Picture of the day: flower meadow in Californian plant biodiversity hotspot

plant biodiversity flower meadow
California has exceptionally high plant biodiversity. It is home to 5,500 different plants species and – what is more remarkable – some 40 percent of these occur nowhere else. The reason is not that evolution would happen faster here, but that for 45 million years extinction rates among plant life have happened at a slower pace in California than elsewhere, researchers say. Photo credit: Jenn Yost, University of California Santa Cruz.

Well here is a picture that is really hard not to like. It was taken on Coyote Ridge, part of a low Pacific mountain range in Santa Clara County, close to San Jose, California. It shows a mountain meadow with high endemic diversity of spring wildflowers.

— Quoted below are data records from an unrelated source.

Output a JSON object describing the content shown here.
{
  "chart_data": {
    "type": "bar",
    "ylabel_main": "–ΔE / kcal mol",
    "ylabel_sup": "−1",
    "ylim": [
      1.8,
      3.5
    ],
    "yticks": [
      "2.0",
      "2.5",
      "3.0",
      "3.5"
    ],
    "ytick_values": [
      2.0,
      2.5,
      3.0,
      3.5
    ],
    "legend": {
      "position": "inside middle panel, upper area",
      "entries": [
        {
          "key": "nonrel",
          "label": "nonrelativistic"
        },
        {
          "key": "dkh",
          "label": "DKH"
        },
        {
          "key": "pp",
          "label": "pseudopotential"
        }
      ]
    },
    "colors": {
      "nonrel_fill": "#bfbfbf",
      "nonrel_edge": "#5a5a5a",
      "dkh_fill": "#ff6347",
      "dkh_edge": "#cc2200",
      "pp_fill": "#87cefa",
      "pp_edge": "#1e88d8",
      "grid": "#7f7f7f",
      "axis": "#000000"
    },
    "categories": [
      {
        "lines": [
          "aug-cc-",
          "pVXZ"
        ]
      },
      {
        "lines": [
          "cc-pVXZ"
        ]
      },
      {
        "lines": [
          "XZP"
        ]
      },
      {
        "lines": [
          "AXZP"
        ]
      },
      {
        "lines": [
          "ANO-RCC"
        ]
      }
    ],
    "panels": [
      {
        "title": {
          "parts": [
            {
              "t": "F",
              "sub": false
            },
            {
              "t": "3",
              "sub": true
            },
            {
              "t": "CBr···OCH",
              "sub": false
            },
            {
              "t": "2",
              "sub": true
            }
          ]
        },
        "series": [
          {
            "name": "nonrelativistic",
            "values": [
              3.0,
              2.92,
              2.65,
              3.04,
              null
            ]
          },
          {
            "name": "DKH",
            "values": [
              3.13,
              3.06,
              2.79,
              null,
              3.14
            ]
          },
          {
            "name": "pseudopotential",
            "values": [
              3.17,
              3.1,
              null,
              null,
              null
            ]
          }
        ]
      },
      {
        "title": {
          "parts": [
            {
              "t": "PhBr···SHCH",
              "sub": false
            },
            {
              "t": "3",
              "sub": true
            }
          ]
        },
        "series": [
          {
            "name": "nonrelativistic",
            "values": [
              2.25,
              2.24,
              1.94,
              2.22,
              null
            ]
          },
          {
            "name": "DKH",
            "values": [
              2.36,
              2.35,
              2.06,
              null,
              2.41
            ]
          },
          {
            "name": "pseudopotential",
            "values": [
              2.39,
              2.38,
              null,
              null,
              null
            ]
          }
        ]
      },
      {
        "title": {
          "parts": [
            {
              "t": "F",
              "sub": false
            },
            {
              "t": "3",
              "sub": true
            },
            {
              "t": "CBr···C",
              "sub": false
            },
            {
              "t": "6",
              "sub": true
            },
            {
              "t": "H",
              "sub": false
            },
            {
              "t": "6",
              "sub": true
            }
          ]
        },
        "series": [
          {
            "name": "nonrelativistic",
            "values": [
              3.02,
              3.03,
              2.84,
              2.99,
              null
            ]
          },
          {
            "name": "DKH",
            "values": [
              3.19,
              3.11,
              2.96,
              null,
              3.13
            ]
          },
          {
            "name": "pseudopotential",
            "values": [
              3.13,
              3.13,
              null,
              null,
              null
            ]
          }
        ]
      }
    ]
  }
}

New research published in the journal Evolution shows California is a true plant biodiversity hotspot, because over millions of years extinction rates have been relatively low in the state.

Easier migrations under climatic shifts

That is not hard to imagine, as the geography allows close proximity for various climatic zones, from a mild coastal climate, to cold high mountain climate, dry and wetter regions and continental climates, including record-hot desert – all allowing for easy migrations by species, once climatic changes lead to habitat shifts.

One other crucial factor is that mountain ranges in California, and actually throughout North America, have a dominant North-South orientation. Compared to Eurasia, which has mountain ranges with dominant West-East orientation, this allowed for higher Pleistocene survival rates, as glaciations forced mild-climate-favouring plant species southwards – a blocked route, you’ll find when you approach the north slopes of the Pyrenees, Alps, Caucasus or the Himalayas.

What is news to California after these 45 million years of peace and quiet is that suddenly some 38 million people have settled in the middle of this climatic biodiversity safe haven. Let’s just hope their interests will not clash…

Elsewhere globally high mountain meadows are much threatened by climate warming for the exact opposite reason: cold climate zones often lack colder alternatives.